Summary Harry R. TrumanHarry R. Truman was an American businessman, bootlegger, and prospector. He was the owner and caretaker of Mount St. Helens Lodge at Spirit Lake near the foot of the mountain. Truman came to fame as a folk hero in the months leading up to the volcano’s 1980 eruption after refusing to leave his home despite evacuation orders. He is presumed to have been killed by a pyroclastic flow that overtook his lodge and buried the site under 150 ft of volcanic debris. In 1981, Art Carney portrayed Truman in the docudrama film St. St. Helens. His life is commemorated in a book by his niece and also in various pieces of music, including songs by Headgear, Billy Jonas and Shawn Wright & The Brothers Band. He died of a heart attack in 1978; his lodge closed and afterward only a handful of boats and cabins were rented out during the summer months. His last words were: “I don’t have any idea whether it will blow, but I don’t believe it will” He was a fan of the cocktail drink Schenley whiskey and Coca-Cola. He loved discussing politics and reportedly hated Republicans, young children and hippies. He once refused to allow Supreme Court Justice William O. Douglas to stay at his lodge, dismissing him as an “old coot” when he learned Douglas’s identity.

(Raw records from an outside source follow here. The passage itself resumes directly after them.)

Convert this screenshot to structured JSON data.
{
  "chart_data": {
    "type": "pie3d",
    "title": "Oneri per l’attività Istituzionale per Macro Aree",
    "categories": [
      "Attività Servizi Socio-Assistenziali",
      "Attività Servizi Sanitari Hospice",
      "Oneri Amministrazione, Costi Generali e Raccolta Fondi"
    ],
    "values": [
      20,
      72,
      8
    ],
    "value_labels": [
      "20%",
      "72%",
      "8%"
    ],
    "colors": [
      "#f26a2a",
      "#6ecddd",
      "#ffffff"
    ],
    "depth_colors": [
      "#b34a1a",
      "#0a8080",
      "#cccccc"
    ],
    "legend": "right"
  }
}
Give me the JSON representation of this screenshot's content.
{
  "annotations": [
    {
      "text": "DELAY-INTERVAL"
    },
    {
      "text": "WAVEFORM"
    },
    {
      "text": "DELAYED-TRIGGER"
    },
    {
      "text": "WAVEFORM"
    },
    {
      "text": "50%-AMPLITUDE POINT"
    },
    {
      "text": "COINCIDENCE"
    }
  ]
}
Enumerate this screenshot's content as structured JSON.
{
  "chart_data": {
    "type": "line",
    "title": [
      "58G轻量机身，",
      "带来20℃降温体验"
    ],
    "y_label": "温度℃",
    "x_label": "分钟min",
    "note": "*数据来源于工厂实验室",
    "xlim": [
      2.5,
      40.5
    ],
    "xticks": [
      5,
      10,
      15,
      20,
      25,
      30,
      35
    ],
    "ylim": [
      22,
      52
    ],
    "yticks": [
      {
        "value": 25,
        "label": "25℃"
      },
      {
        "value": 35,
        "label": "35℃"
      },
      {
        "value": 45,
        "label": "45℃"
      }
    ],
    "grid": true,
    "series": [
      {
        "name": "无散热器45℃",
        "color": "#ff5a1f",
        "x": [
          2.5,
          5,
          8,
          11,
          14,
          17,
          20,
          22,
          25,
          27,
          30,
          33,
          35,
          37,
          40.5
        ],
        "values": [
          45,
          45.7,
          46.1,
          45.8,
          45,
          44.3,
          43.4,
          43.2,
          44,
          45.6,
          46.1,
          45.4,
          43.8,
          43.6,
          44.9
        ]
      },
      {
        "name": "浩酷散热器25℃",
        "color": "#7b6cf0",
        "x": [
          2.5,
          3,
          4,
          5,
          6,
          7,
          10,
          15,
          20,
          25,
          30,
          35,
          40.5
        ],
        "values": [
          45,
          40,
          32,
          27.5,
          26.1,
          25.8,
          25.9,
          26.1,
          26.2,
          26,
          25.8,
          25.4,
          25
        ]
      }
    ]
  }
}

He also swore frequently and swore that he would kill anyone who tried to get him to change his mind about the volcano. He had a daughter with his first wife, Edna, whom he called Eddie; they remained married until Edna’s death in 1978. He later married the daughter of a sawmill owner; they had one daughter. Truman grew tired of civilization after a few years and leased 50 acres from the Northern Pacific Railroad Company overlooking Spirit Lake in the wilderness near Mount St St Helens, a stratovolcano located in Skamania County, Washington. He became notorious for his antics, once getting a forest ranger drunk so that he could burn a pile of brush. He poached, stole gravel from the US Forest Service, and fished on American Indian land with a fake game warden badge. During the 1930s, Truman divorced his wife; he remarried in 1935. The second marriage was short, as he reportedly attempted to win arguments by throwing his wife into Spirit Lake, despite her inability to swim. Truman stated that he did not know his middle name, just the initial R. Some non-contemporaneous sources have given him middle name as Randall.